The data compiled from its use can also assist with other HR responsibilities, ranging from performance management to succession planning.
The schemes fall into two distinct categories: non-analytical schemes - where jobs are assessed and ranked relative to their importance or skill level required - and analytical schemes. The latter are more popular, and break down jobs into a series of factors such as skills, knowledge, responsibility and working environment.
Each of these different elements are then allocated points, which make a total value. The factors may be weighted in relation to the overall importance attached to a job to influence the final outcome.
Why is it important?
It is seen as a reliable method of job comparison which avoids bias; companies can create a pay scale around what a job is worth, rather than on the perceived value of a job title.
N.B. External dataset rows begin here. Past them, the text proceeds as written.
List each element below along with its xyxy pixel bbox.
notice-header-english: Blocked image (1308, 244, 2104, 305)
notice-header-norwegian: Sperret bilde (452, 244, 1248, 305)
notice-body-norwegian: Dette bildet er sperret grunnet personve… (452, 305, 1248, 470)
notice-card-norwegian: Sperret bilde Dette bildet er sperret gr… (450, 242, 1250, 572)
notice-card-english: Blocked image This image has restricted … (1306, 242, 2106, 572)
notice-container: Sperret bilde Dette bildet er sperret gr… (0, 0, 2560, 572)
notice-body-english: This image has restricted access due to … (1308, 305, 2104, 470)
Being able to demonstrate that the reward is fair and transparent can boost morale, and allay any discontent among staff.
It can also allow the benchmarking of pay scales with individuals performing comparable work at other companies.
Job evaluation is also a growing phenomenon in the UK - more than 40 per cent of companies use it as a measure and nearly half of those that don't, plan to introduce it, according to a survey carried out by e-reward.co.uk. And with good reason - pay and grading ranks as one of the top four sources of grievance, according to an IRS survey conducted last year. Another trigger may be new measures in the looming Equal Pay Act.
Where do I start?
You first need to determine what you want it to achieve. Do you want to link it to other HR processes or is it intended to help with succession planning or organisational design?
Conduct detailed research on the whole area of job evaluation - are there similar organisations that have gone through this exercise from which you could learn? Also, find out who the specialists are in your area, and talk to them.